La somme de 6793,63 € réclamée par le SDC dans sa mise en demeure en date du 26 juin 2023 fait suite à l’appel de fonds du 3 e trimestre 2023.
Les trois derniers appels de fonds font état , ainsi qu’il a été soutenu oralement à l’audience, de chèques impayés (quatre chèques envoyés le 31/07/2024 à Me René PETRELLI par LRAR suite à la mise en demeure et manifestement postdatés puisqu’au moins trois numéros de chèques se suivent) tirés sur la banque POSTE ITALIA, correspondant à des montants de 978 € dès 12/04/2023 (donc déjà antérieur à l’envoi du 31/0/07/2024), puis de 950 € le 31/10/2023 et le 04/01/2024.
Il est constaté que la somme réclamée à l’instance (6726,90 €) correspond à l’appel de fonds le plus récent du 2eme trimestre 2024, comprenant les frais pour rejet de chèques impayés.
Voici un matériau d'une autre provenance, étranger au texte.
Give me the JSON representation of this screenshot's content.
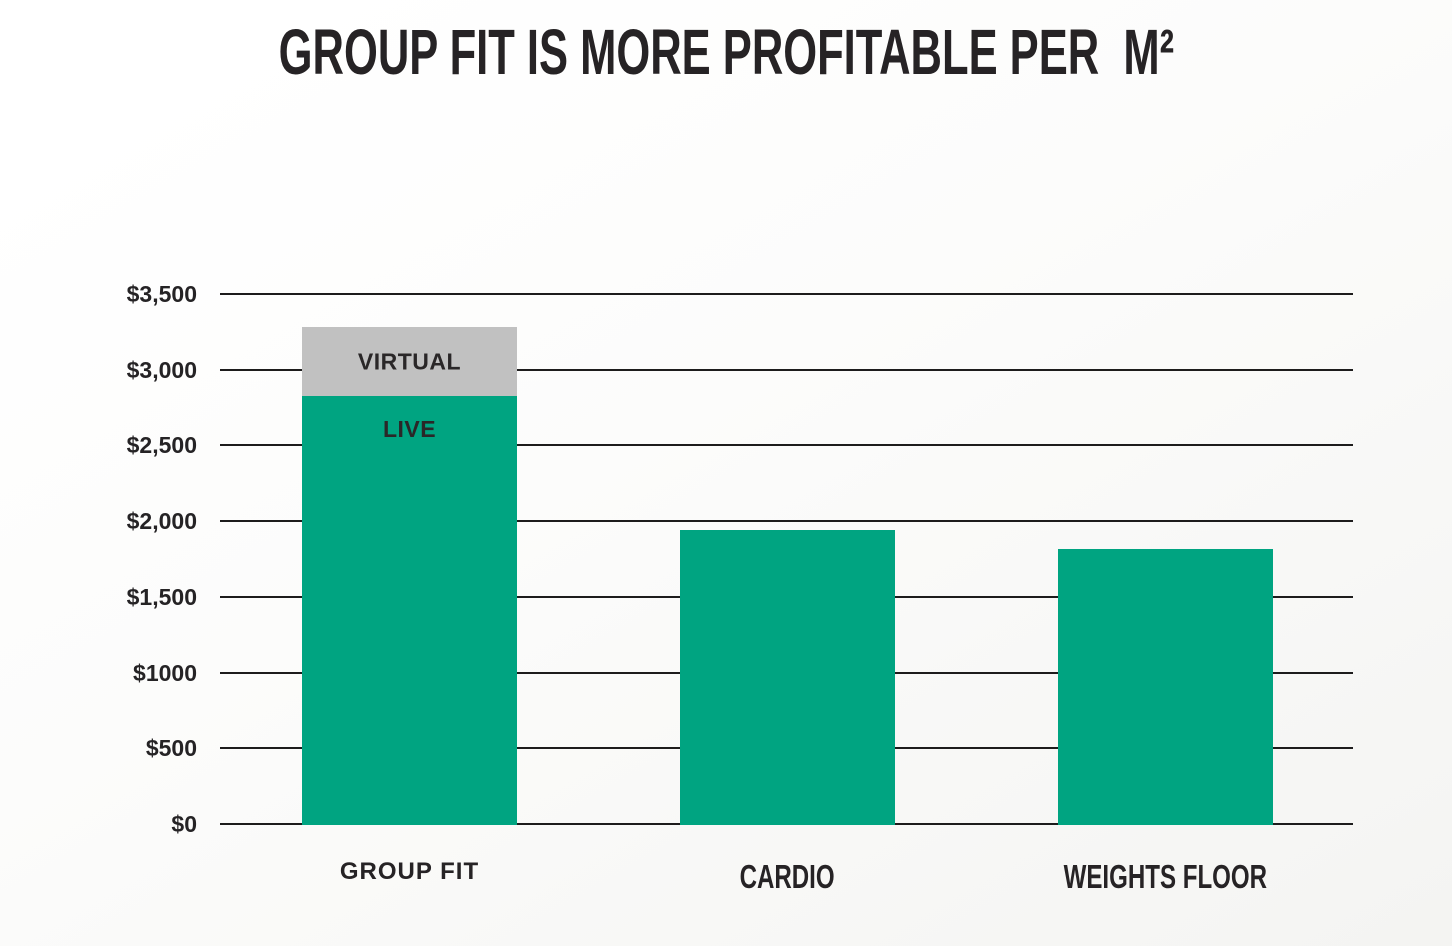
{
  "title": {
    "text": "GROUP FIT IS MORE PROFITABLE PER  M²"
  },
  "colors": {
    "bar_green": "#00a481",
    "bar_gray": "#c1c1c1",
    "grid_line": "#1d1c1c",
    "text": "#262325",
    "background_start": "#ffffff",
    "background_end": "#f4f4f2"
  },
  "chart_data": {
    "type": "bar",
    "stacked": true,
    "title": "GROUP FIT IS MORE PROFITABLE PER M²",
    "categories": [
      "GROUP FIT",
      "CARDIO",
      "WEIGHTS FLOOR"
    ],
    "series": [
      {
        "name": "LIVE",
        "color": "#00a481",
        "values": [
          2830,
          1950,
          1820
        ]
      },
      {
        "name": "VIRTUAL",
        "color": "#c1c1c1",
        "values": [
          460,
          0,
          0
        ]
      }
    ],
    "totals": [
      3290,
      1950,
      1820
    ],
    "ylim": [
      0,
      3500
    ],
    "ytick_interval": 500,
    "yticks": [
      {
        "value": 3500,
        "label": "$3,500"
      },
      {
        "value": 3000,
        "label": "$3,000"
      },
      {
        "value": 2500,
        "label": "$2,500"
      },
      {
        "value": 2000,
        "label": "$2,000"
      },
      {
        "value": 1500,
        "label": "$1,500"
      },
      {
        "value": 1000,
        "label": "$1000"
      },
      {
        "value": 500,
        "label": "$500"
      },
      {
        "value": 0,
        "label": "$0"
      }
    ],
    "grid": true,
    "xlabel": "",
    "ylabel": "",
    "legend_position": "labels-inside-first-bar",
    "segment_labels": [
      {
        "series": "VIRTUAL",
        "text": "VIRTUAL",
        "placement": "centered"
      },
      {
        "series": "LIVE",
        "text": "LIVE",
        "placement": "near-top"
      }
    ],
    "category_label_styles": [
      "wide",
      "condensed",
      "condensed"
    ]
  }
}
Selon l'article 472 du code de procédure civile, lorsque le défendeur ne comparaît pas, il est néanmoins statué sur le fond, le juge ne fait droit à la demande que s'il l'estime régulière, recevable et bien fondée.
En l’espèce, les pièces versées aux débats et que Mme [V] n’a pas jugé utile de contester attestent suffisamment de l’existence de la créance alléguée du SDC contre la défenderesse au 10 avril 2024, d’autant que son envoi des quatre chèques en date du 31/07/2024 d’un montant total de 3800 € sans contestation ni commentaire manifestait sa reconnaissance de sa créance, soit partielle, soit plus vraisemblablement dans la limite de ses capacités de remboursement étalées.
Mme [V] sera donc condamnée à payer la somme de 6726,90 €.
II. Sur la demande de capitalisation des intérêts
L’article 1343-2 du code civil prévoit que les intérêts échus, dus au moins pour une année entière, produisent intérêt si le contrat l'a prévu ou si une décision de justice le précise.
La condamnation portant intérêt à compter du 28 mai 2024 , date de l'assignation, il y a lieu de dire que les intérêts échus seront capitalisables annuellement, conformément au texte susvisé.
III. Sur les demandes accessoires
a) sur la demande de condamnation aux dépens
Aux termes de l'article 696 du code de procédure civile, la partie perdante est condamnée aux dépens, à moins que le juge, par décision motivée, n'en mette la totalité ou une fraction à la charge de l'autre partie.
En l’espèce, Mme [V], partie succombante, sera condamnée aux dépens
b) Sur la demande de condamnation aux frais irrépétibles
Selon l'article 700 du code de procédure civile, le juge condamne la partie tenue aux dépens ou qui perd son procès à payer à l'autre partie la somme qu'il détermine, au titre des frais exposés et non compris dans les dépens ; Dans tous les cas, le juge tient compte de l'équité ou de la situation économique de la partie condamnée. Il peut, même d'office, pour des raisons tirées des mêmes considérations, dire qu'il n'y a pas lieu à ces condamnations.
En l'espèce, aucune considération d’équité ne justifie que Mme [V] soit déchargée de l’indemnité que l’article 700 du Code de procédure civile met à la charge de la partie qui succombe et que le Tribunal évalue à la somme de 1500 euros au bénéfice de ;
PAR CES MOTIFS
Le Tribunal judiciaire, statuant en audience publique, par jugement réputé contradictoire et en premier ressort :
Condamne Mme [T] [V] à payer au syndicat des copropriétaires du [Adresse 2] la somme de 6726,90 euros ;
Dit que cette somme portera intérêts au taux légal à compter de la présente décision ;
Ordonne la capitalisation des intérêts sur la somme de 6726,90 euros dans les conditions prévues par l’article 1343-2 du code civil à chaque échéance annuelle à compter du 28 mai 2024,
Condamne Mme [T] [V] aux entiers dépens ;
Condamne Mme [T] [V] à payer au Syndicat des copropriétaires du [Adresse 2] la somme de 1500 euros en application des dispositions de l’article 700 du Code de procédure civile ;
Rappelle que l’exécution provisoire est de droit.